OFFM · Ambroise de Milan · 391 · FR · 550 paragraphes · Psaumes : Vulgate · livres-mystiques.com ↗

Ainsi donc le courage de l'âme n'est point courage médiocre ni à part de toutes les autres vertus, lui qui mène la guerre en compagnie des vertus, mais qui seul défend la parure que sont toutes les vertus, et qui protège leurs jugements ; lui qui, par un combat inexpiable, tranche contre tous les vices, invincible devant les efforts, courageux devant les dangers, plus inflexible face aux plaisirs, insensible face aux séductions auxquelles il ne sait prêter l'oreille ni — selon l'expression — ne dit bonjour ; lui qui dédaigne l'argent, fuit l'avarice comme une sorte de souillure qui énerve la vertu. Il n'est rien en effet d'aussi contraire au courage que d'être vaincu par le gain. Souvent, après avoir repoussé l'ennemi et contraint le corps de bataille de l'adversaire à prendre la fuite, en se laissant prendre aux dépouilles des tués, le combattant, au milieu de ceux-là mêmes qu'il a abattus, est tombé, pitoyable ; et, culbutées par leurs propres triomphes, les légions, en se laissant accaparer par le butin, ont rappelé contre elles l'ennemi qui avait pris la fuite.

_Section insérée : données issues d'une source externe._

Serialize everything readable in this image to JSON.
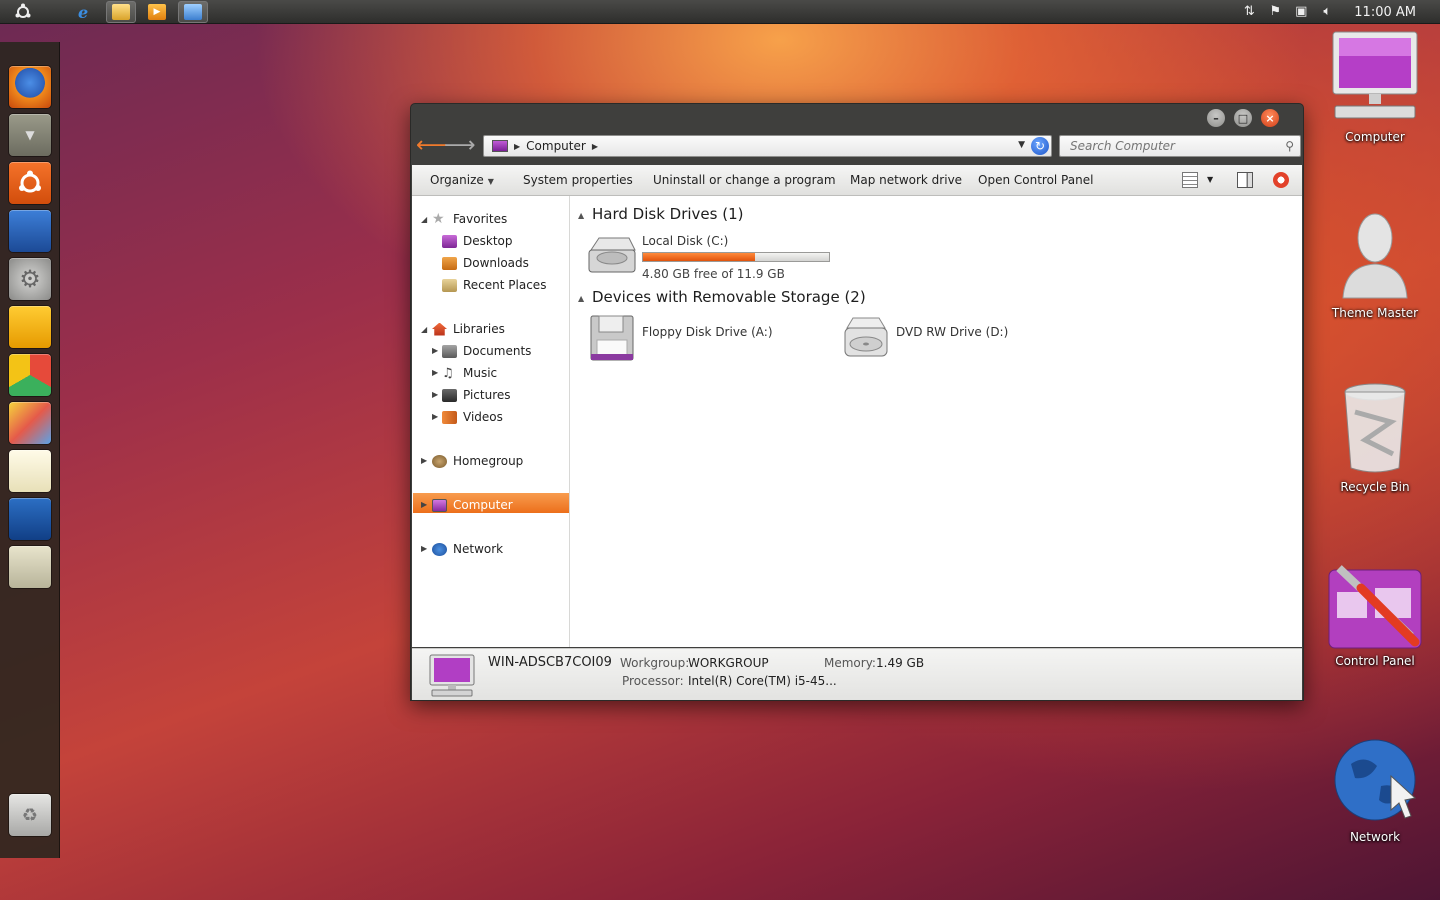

Que le courage donc repousse et écrase un fléau aussi monstrueux, qu'il ne soit pas tenté par les convoitises ni brisé par la crainte ; car la vertu est conséquente avec elle-même pour poursuivre courageusement tous les vices comme des poisons de la vertu : qu'elle refoule, comme par les armes en quelque sorte, la colère qui supprime la réflexion, et qu'elle l'évite à l'instar d'une maladie ; qu'elle se garde aussi du désir de la gloire : le manque de mesure, dans sa recherche a nui souvent, mais dans sa possession toujours.

De tout cela, qu'est-ce qui a fait défaut au saint Job en fait de vertu, ou s'est insinué en lui en fait de vice ? De quelle manière il supporta la peine de la maladie, du froid, de la faim ! De quelle manière il méprisa le péril que courait sa vie I Est-ce à force de rapines qu'il avait rassemblé la richesse dont de si grands biens se répandaient sur les indigents ? Est-ce qu'il stimula l'avidité de la fortune ou les goûts et les convoitises du plaisir ? Est-ce que la querelle injurieuse des trois rois ou l'outrage des serviteurs le firent tomber dans la colère ? Est-ce que la gloire l'exalta comme un être léger, lui qui appelait sur soi de lourdes peines si jamais il cachait une faute, même non volontaire, ou si sa crainte de la multitude du peuple l'avait empêché de la révéler en présence de tous ? Les vertus en effet ne s'accordent pas avec les vices, mais se tiennent l'une l'autre. Qui donc fut aussi courageux que le saint Job à qui l'on peut attribuer un second, mais qui n'a guère trouvé son égal ?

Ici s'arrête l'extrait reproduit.